A huge shift is taking place in universities across the country. This is not just a change to departmental budgets and a culling of staff. Something far more profound and deep-rooted is happening within the students themselves.
Adam Ludlow is a University of Bristol undergraduate and is organising a march by Bristol students to their local Liberal Democrat MP’s office this week; here he gives his insight into what students are feeling at the moment
A huge shift is taking place in universities across the country. This is not just a change to departmental budgets and a culling of staff. Something far more profound and deep-rooted is happening within the students themselves. Much has been made of our dissatisfaction at the proposed rise in fees during recent weeks, but the commonly given explanation – that this is just self-interest or anger at a broken election promise – does not reflect the extent nor the subtleties of the feelings that students are presently experiencing.
Of course, the belief is rife among us that the government has no mandate to carry forward its Higher Education programme.
Beyond this, though, in saying the coalition agreement means more than the NUS pledge, Vince Cable and his party colleagues are effectively telling us that politicians believe the backroom promises they make to each other are more important than those they make to the electorate. It is perhaps no surprise this has left students feeling rather patronised.
More fundamentally, it has seemingly become accepted among the Liberal Democrat hierarchy that the pledge was a mistake, made by a party which did not realistically expect to gain power.
This has puzzled many young people, as the possibility of a Hung Parliament was very evident at the time the pledge was made in April, and every student in the country knew it was Lib Dem policy to abolish fees, not merely oppose their increase.
The pledge was therefore made to avoid scaring off student voters who were worried that their vote might enhance the prospect of a coalition with the Tories. It was a guarantee that tuition fee levels would be protected in any prospective coalition deal. So much for that.
This is nothing to do with the extent to which the Lib Dems can implement their manifesto. No one is asking them to attempt to abolish fees. It is more about outright deceit and betrayal. So much for the ‘cleaner politics’ too it seems.
Much of the NUS campaign has thus been heavily focused on the Lib Dems, but the majority of students have also been appalled at the wider picture. First, we were told that the current crop of cuts are being made for ‘our sake’ – so that our generation can live without paying off the burden of debt created by today’s adults. But no one’s asked us what we think about this, and shifting the debt onto us as individuals hardly suggests that the government really has our best interests at heart.
Now, the Conservatives are calling for a ‘debate’ on how Higher Education should be paid for. This means nothing though. The Tories have lingered in the background, letting the Lib Dems squirm in the spotlight, but the politicians have actually paid contemptuously little attention to the debate itself.
Students have though. The government knows this and is now expending far more energy keeping their eyes tightly shut and ears firmly blocked to the fact that the overwhelming consensus is against their present plans: 50,000 people descending on the streets of London and the nationwide nature of this week’s protests both bear witness to that. The fact that this amount was almost exclusively made up of people whom the plans will not even affect, shows this is no selfish tantrum about being made to pay more.
Almost no one at these protests realistically expects to prevent the rise in fees.

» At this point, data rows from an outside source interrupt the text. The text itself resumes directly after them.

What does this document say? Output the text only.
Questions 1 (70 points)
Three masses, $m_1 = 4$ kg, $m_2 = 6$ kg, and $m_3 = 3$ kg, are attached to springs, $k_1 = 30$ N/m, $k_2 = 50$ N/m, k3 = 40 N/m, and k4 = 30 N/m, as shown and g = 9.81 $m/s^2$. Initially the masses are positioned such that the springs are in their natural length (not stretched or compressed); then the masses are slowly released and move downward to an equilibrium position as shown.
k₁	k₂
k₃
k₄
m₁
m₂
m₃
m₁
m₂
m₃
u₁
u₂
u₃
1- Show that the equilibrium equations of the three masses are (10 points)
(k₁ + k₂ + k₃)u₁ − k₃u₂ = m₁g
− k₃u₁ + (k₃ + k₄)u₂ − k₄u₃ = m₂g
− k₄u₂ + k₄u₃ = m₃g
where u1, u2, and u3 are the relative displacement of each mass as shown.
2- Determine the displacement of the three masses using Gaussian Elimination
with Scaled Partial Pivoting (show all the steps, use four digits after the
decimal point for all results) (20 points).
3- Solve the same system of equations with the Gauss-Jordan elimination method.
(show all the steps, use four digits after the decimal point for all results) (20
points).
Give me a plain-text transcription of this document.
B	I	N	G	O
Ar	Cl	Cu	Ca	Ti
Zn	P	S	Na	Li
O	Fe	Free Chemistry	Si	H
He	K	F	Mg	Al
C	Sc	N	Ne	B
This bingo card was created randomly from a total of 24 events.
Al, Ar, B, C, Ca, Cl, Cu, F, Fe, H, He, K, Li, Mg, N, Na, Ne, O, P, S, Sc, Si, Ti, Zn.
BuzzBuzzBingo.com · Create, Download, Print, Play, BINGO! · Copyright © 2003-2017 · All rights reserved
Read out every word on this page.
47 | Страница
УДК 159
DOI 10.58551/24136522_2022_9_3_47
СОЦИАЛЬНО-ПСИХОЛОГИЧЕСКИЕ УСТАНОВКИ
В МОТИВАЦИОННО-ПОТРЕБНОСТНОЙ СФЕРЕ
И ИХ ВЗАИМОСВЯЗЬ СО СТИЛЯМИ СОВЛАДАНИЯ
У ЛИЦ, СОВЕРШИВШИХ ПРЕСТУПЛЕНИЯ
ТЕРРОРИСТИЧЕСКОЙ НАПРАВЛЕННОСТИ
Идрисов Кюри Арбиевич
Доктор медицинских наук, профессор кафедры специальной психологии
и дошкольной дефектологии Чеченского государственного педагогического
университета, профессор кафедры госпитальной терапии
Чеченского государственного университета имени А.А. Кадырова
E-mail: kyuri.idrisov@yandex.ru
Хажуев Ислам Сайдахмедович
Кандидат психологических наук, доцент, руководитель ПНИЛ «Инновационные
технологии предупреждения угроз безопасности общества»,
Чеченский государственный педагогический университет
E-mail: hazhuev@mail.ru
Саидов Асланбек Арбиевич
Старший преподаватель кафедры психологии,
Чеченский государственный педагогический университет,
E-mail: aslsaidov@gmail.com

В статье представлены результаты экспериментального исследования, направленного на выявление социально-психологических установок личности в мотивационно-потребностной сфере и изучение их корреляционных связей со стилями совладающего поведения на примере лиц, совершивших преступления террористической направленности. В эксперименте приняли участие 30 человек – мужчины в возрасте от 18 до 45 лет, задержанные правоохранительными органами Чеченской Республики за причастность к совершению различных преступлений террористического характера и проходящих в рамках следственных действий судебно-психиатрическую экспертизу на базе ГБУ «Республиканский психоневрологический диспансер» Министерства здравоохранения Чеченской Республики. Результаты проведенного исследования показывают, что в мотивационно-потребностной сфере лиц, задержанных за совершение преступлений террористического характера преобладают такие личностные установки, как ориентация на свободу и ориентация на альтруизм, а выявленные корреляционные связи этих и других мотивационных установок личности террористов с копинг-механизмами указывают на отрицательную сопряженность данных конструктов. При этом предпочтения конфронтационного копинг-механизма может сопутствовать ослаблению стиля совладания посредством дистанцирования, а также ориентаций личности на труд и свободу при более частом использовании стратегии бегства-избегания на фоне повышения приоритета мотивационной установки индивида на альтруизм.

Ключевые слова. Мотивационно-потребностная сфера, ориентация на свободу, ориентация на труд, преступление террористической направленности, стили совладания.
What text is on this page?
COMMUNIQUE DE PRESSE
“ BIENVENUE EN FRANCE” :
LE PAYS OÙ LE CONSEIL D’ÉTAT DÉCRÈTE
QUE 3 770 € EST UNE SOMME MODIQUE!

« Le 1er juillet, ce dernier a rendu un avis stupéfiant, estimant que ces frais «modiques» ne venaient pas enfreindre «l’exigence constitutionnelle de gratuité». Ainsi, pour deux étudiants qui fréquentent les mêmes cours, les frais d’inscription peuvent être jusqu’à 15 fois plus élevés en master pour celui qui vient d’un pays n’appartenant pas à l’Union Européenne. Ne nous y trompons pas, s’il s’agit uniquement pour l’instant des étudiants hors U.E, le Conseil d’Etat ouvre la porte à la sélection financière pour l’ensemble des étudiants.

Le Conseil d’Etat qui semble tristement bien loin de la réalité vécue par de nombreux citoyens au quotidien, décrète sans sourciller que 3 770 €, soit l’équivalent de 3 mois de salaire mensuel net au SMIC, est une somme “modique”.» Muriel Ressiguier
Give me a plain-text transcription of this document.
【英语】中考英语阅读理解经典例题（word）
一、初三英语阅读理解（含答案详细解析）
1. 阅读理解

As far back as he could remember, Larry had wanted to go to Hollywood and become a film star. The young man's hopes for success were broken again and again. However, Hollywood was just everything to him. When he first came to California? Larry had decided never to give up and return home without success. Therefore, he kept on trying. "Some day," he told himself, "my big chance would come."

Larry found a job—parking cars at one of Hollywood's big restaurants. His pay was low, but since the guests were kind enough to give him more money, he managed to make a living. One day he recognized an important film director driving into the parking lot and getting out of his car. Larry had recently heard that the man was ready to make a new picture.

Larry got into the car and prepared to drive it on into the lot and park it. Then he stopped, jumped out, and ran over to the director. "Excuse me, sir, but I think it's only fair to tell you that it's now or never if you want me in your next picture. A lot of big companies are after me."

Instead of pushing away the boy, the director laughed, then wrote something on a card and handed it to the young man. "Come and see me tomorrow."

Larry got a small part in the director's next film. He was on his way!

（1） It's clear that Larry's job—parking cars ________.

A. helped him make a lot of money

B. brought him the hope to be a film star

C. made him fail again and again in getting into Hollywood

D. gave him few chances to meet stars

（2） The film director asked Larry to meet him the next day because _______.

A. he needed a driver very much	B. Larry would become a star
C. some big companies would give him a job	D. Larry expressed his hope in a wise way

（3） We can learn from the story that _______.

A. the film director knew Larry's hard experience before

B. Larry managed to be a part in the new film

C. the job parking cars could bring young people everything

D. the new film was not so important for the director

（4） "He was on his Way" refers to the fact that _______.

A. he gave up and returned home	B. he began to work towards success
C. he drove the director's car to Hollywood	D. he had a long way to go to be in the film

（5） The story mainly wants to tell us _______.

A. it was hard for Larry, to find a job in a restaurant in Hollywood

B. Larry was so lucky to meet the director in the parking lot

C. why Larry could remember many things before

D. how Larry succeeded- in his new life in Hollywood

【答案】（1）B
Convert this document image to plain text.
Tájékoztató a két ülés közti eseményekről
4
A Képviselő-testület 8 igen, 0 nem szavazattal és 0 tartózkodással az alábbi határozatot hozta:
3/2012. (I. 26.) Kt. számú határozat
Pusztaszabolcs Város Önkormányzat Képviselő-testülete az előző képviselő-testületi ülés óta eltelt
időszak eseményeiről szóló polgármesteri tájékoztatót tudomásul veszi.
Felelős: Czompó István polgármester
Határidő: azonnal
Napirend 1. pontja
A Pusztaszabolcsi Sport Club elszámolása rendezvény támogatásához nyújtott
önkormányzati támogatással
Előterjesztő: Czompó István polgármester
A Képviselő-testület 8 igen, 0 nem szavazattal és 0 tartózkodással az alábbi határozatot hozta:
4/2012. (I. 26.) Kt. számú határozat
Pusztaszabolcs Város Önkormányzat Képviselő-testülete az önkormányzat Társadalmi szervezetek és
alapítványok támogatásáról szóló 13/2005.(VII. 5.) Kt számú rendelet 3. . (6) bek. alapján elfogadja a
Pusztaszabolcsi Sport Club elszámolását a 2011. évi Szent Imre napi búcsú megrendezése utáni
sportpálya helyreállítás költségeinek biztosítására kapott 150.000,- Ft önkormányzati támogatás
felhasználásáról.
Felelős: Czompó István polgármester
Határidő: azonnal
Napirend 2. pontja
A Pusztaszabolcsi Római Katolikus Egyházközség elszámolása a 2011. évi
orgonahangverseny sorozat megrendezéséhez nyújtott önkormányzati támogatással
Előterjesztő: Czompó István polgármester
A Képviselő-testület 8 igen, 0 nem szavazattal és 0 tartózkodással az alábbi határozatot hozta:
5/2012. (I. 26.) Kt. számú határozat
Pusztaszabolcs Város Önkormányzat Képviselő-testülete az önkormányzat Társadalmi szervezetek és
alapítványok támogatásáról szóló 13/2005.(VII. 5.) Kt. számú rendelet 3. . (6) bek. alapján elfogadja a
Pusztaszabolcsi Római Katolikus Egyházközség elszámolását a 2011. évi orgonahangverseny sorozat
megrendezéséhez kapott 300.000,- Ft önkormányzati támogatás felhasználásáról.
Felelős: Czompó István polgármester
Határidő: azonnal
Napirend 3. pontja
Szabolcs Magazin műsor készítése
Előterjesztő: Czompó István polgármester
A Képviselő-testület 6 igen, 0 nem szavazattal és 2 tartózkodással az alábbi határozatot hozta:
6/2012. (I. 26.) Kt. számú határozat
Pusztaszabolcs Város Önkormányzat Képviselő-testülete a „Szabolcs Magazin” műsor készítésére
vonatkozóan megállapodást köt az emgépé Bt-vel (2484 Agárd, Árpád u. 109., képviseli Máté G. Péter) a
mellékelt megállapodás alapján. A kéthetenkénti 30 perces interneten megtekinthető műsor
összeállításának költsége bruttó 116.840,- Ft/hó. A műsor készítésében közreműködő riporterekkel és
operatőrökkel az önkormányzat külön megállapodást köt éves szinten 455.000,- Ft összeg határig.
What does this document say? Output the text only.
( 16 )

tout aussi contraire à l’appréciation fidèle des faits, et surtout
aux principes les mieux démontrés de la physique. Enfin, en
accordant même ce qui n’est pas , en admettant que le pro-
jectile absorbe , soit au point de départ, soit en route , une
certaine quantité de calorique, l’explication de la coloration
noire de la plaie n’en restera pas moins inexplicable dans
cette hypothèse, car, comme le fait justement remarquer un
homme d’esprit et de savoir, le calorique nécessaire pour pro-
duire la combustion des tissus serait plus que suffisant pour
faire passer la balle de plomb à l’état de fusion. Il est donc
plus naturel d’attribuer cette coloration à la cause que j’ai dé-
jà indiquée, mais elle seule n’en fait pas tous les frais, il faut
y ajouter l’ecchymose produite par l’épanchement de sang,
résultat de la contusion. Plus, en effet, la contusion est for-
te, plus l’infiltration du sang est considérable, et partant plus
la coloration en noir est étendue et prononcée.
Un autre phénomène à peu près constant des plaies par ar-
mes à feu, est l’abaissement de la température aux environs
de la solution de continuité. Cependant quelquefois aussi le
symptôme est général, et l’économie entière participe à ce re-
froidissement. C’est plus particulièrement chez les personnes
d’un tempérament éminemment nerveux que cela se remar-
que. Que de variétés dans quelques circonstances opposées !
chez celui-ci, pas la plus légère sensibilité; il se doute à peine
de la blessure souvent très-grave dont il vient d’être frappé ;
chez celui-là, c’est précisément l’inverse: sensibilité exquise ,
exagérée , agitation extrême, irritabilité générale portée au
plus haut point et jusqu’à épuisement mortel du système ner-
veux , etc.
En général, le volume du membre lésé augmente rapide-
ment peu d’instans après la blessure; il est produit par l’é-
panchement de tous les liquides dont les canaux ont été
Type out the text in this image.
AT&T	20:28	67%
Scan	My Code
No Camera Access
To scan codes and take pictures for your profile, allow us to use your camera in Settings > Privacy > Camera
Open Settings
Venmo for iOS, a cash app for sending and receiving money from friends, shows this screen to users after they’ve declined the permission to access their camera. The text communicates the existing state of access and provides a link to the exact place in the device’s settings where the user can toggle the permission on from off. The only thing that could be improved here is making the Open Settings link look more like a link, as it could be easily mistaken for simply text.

The government is happy to provide no reason for its plans and embark on a programme of breathtaking condescension where younger generations have no say over their own futures.
We are not being listened to on matters that primarily affect us. The continued high turnouts at protests, which often have had no more organisation and publicity than the creation of a Facebook event, are a result of people previously uninterested in politics, or even in the issue of the fees, turning their heads to witness rulers neglect the will of the people. This lofty disregard for democracy itself is fuelling long dormant feelings of injustice, deceit and outrage.
It is ultimately for this reason thar students are flocking to the streets and a generation is becoming politicised: this is no longer a protest against a single policy; this is an expression of resentment against the process of its instigation.
In seeing democracy crumble before their eyes, it has stimulated students with a very acute respect for it. If the ‘new’, ‘clean’ politics of today is intent on destroying some of the country’s most cherished and noble principles, we, on the other hand, shall be there when its shoddy practioners are gone and our time comes to correct things.